Un pass d’immeuble non mentionné à l’entrée peut être facturé à la sortie. Le bailleur est en droit de retenir le coût de remplacement sur le dépôt de garantie si le locataire ne peut prouver qu’il ne l’a jamais reçu.

Délai de contestation et photos : sécuriser l’état des lieux après signature

Le locataire dispose d’un délai de dix jours après la signature pour compléter l’état des lieux d’entrée et signaler des défauts non repérés le jour de la remise des clés. Ce délai, prévu par la loi, est peu utilisé en pratique. Il permet de tester des équipements dans des conditions réelles d’occupation (pression d’eau aux heures de pointe, chauffage en soirée, volets roulants électriques).

Pour exercer ce droit, le locataire doit adresser ses observations au propriétaire ou à l’agence par courrier recommandé avec avis de réception. Les constatations doivent être précises et, idéalement, accompagnées de photos horodatées.
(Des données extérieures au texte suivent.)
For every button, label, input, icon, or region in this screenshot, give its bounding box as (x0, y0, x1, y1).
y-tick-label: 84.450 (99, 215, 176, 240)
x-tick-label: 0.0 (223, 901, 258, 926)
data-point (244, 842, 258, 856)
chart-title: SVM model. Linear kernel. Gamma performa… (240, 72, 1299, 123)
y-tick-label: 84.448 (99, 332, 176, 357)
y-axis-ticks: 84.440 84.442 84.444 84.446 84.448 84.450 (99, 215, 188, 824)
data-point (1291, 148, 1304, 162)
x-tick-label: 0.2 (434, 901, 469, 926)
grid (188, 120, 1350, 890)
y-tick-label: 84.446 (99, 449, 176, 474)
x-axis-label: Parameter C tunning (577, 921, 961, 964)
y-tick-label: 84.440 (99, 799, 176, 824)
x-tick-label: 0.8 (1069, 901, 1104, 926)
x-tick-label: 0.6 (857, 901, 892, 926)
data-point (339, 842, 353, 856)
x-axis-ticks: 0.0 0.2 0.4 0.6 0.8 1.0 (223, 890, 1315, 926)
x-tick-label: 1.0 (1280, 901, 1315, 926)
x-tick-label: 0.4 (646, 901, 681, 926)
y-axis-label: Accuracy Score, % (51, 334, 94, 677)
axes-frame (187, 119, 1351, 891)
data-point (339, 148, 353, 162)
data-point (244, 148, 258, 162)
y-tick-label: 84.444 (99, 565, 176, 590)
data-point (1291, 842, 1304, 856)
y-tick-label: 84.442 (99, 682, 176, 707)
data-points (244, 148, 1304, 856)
  • Photographier chaque pièce sous plusieurs angles, avec la lumière naturelle et l’éclairage artificiel
  • Capturer en gros plan les défauts identifiés (fissures, taches, éclats sur le carrelage)
  • Conserver les fichiers originaux avec leurs métadonnées de date, qui servent de preuve en cas de contestation

En l’absence d’état des lieux d’entrée, la loi présume que le locataire a reçu le logement en bon état. Le locataire supporte alors la charge de prouver l’état initial du logement, ce qui rend toute contestation de retenue sur le dépôt de garantie très difficile.
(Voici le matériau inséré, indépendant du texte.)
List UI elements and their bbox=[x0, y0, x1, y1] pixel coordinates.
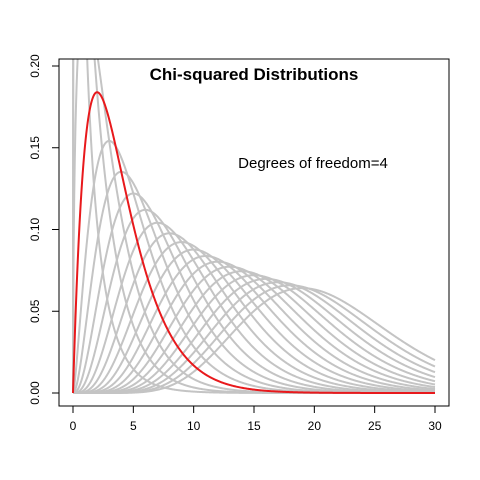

Locataire et agent immobilier réalisant ensemble l'état des lieux d'entrée dans une cuisine équipée

Coût de l’état des lieux et recours au commissaire de justice

Lorsque les deux parties réalisent l’état des lieux ensemble, à l’amiable, le document est gratuit. Si un professionnel (agent immobilier) intervient, la part facturée au locataire est plafonnée par la loi ALUR à 3 euros par mètre carré de surface habitable.
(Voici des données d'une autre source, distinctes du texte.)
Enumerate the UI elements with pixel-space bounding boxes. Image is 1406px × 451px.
En cas de désaccord ou de refus de l’une des parties, un commissaire de justice (anciennement huissier) peut être mandaté pour établir un constat locatif. Le coût est alors partagé par moitié entre locataire et bailleur. Ce recours reste la seule option lorsque la relation est déjà conflictuelle avant même l’entrée dans le logement.

La rigueur du document initial détermine la fluidité de la sortie. Un état des lieux d’entrée rédigé avec des termes localisés, accompagné de photos datées et complété dans le délai légal, réduit considérablement le risque de retenue injustifiée sur le dépôt de garantie.